New crowdfunding platform for players

Kickrs.Net is a new digital crowdfunding platform that allows fans to fund the acquistion of new young players at their club.   Belgian Juliper Pro League club Sint-Truiden is the first to feature with a young Greek player being targeted.

€103,175 Euros has been raised so far from 289 investors.  That’s an average of €357 Euros per investor or approximately £260.
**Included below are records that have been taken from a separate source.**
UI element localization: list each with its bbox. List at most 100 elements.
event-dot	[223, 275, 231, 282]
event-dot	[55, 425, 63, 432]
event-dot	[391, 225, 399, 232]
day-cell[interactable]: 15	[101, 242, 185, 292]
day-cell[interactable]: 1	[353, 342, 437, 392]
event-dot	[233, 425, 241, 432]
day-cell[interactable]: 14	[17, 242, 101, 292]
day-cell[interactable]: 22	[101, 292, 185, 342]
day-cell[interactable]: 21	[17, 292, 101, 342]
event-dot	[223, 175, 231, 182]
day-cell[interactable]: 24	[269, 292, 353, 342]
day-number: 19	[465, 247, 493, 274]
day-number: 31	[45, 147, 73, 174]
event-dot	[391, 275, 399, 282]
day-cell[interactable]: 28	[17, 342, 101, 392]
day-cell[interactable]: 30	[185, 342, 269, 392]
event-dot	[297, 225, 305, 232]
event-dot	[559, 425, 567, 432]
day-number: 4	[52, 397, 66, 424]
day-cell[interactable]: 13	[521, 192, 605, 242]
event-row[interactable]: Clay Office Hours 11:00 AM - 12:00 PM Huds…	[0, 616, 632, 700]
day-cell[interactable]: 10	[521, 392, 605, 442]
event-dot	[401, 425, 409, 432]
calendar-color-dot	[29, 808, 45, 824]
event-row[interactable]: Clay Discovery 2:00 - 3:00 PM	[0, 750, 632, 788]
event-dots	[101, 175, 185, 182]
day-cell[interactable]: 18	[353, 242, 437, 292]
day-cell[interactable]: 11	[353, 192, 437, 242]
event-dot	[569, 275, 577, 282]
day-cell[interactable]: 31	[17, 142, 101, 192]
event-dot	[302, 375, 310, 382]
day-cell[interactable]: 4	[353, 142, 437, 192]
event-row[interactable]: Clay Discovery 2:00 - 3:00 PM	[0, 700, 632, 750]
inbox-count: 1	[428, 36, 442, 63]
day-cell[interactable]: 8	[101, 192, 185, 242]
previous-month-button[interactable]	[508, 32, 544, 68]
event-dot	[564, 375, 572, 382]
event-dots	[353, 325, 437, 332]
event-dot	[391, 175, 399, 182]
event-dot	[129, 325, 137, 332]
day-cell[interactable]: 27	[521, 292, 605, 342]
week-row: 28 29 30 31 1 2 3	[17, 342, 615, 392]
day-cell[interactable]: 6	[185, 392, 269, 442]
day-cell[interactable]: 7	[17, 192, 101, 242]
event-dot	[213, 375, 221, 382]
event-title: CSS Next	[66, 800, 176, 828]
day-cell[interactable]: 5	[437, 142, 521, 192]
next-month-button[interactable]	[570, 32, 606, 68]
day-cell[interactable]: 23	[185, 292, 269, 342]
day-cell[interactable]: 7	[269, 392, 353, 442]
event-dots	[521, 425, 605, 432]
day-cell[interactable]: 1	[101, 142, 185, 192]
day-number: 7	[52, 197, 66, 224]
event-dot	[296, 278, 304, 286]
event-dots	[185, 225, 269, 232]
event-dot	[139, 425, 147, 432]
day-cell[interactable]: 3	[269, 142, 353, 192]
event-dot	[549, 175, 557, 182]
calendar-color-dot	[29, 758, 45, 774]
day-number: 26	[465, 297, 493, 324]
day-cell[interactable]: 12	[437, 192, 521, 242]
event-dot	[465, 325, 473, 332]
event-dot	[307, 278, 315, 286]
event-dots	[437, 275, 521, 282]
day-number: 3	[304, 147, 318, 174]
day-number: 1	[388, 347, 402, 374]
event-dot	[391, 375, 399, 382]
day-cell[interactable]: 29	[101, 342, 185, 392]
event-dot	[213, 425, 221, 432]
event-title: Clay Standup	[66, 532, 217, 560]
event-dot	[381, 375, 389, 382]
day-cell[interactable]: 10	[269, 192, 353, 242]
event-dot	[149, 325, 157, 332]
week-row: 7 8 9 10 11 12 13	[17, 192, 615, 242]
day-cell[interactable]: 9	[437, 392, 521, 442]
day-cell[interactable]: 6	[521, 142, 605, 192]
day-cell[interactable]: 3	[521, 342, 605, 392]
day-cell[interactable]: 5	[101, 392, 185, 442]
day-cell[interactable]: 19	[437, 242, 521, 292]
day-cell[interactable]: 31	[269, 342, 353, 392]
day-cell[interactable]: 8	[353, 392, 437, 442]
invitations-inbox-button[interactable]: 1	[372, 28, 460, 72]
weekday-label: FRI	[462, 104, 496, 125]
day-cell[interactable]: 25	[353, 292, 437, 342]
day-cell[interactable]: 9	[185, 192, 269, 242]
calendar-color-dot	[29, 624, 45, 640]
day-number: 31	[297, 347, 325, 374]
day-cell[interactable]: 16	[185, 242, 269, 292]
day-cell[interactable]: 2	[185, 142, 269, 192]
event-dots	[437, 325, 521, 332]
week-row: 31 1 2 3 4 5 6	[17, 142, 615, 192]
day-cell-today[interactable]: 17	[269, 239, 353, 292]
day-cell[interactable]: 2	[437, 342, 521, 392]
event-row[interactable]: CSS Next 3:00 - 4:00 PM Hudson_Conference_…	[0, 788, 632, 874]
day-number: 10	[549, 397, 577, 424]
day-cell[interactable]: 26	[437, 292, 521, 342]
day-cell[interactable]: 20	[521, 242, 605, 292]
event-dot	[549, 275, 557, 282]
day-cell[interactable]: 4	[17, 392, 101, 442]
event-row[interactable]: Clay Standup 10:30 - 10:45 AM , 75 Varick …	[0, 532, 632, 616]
We Want Answers Say Cobblers Fans

There is still no clarity about the projected takeover of Northampton Town.   A trilateral meeting yesterday between the current owners, the London-based Indian consortium interested in buying the club, and Northampton Borough Council was cancelled.    A meeting between the owners and the purchasers will go ahead.

Fans running a #WeWantAnswers campaign plan to demonstrate at Saturday’s game.

Wages cost more than transfer fees

A focus on the cost of transfer fees is understandable when some of them are so large and their negotiation is surrounded by so much last minute drama.  

However, a study by the Fifa Transfer Matching System, the body that oversees all cross-border transfers, found that clubs committed to spending £4,5bn in wages in 2015 alone, far outstripping the £2.6bn spent on transfer fees.  The amount of money committed to salaries this year is more than a third higher than the same figure for 2013.

Is prudence back in fashion?

Next year the new £1.7 billion Premier League television contract kicks in, an increase of 70 per cent on the present contract. Even so, a few exceptions aside, Premier League clubs were relatively restrained in their spending in the summer transfer window.

The Premier League’s net spend over the last three seasons was £427.1m, £369.1m and £414.6m.  They paid just £12.5m more than they did two summers ago.  If the David De Gea deal had gone through, they would have spent less than in 2013.

Who are the big attenders?

The Faroe Islands have the biggest regular attendances at football matches in terms of the proportion of the population that go, followed by Iceland, Cyprus, Scotland and England.   The research was done three years ago, but the relative proportions have probably not changed all that much.

England had the biggest absolute attendances at just under 1.5 million, accounting for 2.79 per cent of the population.